Als Abgeordnete war Ihnen das Thema im Parlament immer sehr wichtig. Nun ist es Zeit zu zeigen, dass Sie auch als grüne Ministerin Regierungsverantwortung bei diesem Thema übernehmen und das Thema nicht nur besprechen und diskutieren, sondern zügig handeln.

Sicher hören wir gleich von Ihnen, warum alles so langsam voran geht und was der Bund tun sollte in dieser Angelegenheit. Ja, da mögen Sie recht haben. Frau Ministerin Giffey auf Bundesebene hat auch eine lange To-do-Liste zu diesem Thema.

Der Runde Tisch „Häusliche Gewalt“ auf Bundesebene hat ganze zweimal getagt und zähe Unterarbeitsgruppen gebildet.

(Zuruf des Abg. Christian Baldauf, CDU)

Das angekündigte Geld zur Unterstützung der Frauenhäuser fließt bislang nicht und wäre ohnehin auch nur ein Tropfen auf dem heißen Stein.

Ja, auch Frau Giffey handelt nicht, dabei wäre das ein Thema, das einer SPD-Frauenministerin auf Bundesebene gut zu Gesicht stünde. Aber wissen Sie was: Ich kann diese gegenseitigen Schuldzuweisungen in dieser Debatte nicht mehr hören.

(Zuruf von der SPD: Ja! Genau!)

Sie helfen Frauen und Kindern, die heute Nacht verzweifelt Schutz suchen, keinen Schritt weiter.

(Beifall der CDU)

Laut der von Deutschland ratifizierten Istanbul-Konvention soll es pro 10.000 Einwohner 2,5 Plätze für Frauen und Kinder geben. Das sind in Rheinland-Pfalz bei 4 Millionen Einwohnern genau 1.000 Plätze. Aktuell haben wir 283 Plätze, fehlen also rund 700 Plätze bei uns im Land.
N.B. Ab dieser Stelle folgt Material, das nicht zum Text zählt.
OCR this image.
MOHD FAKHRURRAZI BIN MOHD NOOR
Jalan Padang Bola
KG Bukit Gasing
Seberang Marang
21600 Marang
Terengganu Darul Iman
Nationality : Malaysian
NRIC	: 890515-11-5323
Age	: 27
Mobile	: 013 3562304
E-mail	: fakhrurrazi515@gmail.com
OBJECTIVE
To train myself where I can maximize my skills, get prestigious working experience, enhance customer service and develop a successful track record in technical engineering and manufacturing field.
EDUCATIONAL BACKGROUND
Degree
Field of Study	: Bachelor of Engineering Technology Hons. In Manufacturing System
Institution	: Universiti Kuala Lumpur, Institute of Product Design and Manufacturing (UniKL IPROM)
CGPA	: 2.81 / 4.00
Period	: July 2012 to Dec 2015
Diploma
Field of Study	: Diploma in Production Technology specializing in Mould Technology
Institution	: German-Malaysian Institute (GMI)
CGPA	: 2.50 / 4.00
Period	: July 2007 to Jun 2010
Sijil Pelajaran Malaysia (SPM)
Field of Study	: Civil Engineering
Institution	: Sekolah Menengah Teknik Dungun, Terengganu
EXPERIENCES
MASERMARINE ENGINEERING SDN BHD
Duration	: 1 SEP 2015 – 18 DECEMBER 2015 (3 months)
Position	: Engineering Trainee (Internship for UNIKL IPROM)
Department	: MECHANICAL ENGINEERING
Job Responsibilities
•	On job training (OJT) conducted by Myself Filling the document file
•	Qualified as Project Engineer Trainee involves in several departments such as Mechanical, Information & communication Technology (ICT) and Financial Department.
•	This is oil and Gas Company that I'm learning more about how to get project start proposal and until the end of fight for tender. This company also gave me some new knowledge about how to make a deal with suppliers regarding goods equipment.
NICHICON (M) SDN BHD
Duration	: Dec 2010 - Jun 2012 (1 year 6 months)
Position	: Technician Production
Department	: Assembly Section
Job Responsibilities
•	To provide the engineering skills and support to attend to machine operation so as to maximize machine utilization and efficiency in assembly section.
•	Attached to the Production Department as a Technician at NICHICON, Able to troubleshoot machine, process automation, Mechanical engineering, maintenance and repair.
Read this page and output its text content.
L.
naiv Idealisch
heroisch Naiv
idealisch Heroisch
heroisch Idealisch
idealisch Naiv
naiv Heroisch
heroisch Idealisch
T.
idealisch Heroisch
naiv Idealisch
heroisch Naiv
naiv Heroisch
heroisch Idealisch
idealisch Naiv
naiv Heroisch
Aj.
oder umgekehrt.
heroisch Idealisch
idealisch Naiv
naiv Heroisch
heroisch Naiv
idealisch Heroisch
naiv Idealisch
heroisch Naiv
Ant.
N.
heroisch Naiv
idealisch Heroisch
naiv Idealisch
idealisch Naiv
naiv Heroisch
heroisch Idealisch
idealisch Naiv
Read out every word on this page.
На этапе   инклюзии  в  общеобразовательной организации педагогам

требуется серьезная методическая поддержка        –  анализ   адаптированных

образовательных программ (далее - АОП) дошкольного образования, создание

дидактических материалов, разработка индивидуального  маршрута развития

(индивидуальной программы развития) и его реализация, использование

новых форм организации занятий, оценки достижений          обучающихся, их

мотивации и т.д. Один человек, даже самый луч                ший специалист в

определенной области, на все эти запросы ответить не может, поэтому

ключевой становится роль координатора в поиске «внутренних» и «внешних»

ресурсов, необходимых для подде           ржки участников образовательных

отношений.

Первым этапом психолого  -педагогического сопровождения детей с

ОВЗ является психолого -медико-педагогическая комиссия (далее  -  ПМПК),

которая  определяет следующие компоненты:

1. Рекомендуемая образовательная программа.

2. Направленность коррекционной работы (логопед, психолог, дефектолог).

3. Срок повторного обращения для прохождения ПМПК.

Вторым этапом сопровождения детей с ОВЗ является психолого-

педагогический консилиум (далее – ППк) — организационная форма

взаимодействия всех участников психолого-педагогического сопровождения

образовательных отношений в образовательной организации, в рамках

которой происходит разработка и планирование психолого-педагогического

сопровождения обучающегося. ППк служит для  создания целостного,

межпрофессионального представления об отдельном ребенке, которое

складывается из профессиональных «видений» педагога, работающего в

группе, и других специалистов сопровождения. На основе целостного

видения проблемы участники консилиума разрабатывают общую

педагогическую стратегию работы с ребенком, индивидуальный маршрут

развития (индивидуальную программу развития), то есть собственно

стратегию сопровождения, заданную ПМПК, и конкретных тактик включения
Der Zugang zu einem Frauenhaus kann lebensrettend sein, wie ich bereits gesagt habe. Es handelt sich hier nicht um ein Add-on oder eine Schön-zu-haben-Infrastruktur, sondern um essenzielle Grundbedürfnisse, die absolute menschliche und gesellschaftliche Bedürfnisse sind, die

bei uns erfüllt werden sollten. Es ist beschämend, dass ein wohlhabendes Land wie Rheinland-Pfalz einen solch großen Platzmangel aufweist, meine Damen und Herren.

(Beifall der CDU)

Wenn das Finanzierungsmodell auf diesem Vier-SäulenSystem nicht mehr richtig funktioniert oder nicht mehr praktikabel und zeitgemäß ist, dann bitte, Frau Ministerin, entwickeln Sie ein neues Finanzierungskonzept. Handeln Sie als Ministerin in diesem Bereich; denn es liegt in Ihrer Verantwortung, dass der Schutz und ein Zufluchtsort in den Frauenhäusern für diese Frauen und Kinder bereitgestellt werden.

(Beifall bei der CDU)

Auch heute werden wieder drei bis vier Frauen in den Frauenhäusern abgewiesen, heute an diesem Tag. Wir werden es uns nicht mehr länger ansehen, wie diese Frauen dann vielleicht zurück zum Partner gehen,

(Glocke des Präsidenten)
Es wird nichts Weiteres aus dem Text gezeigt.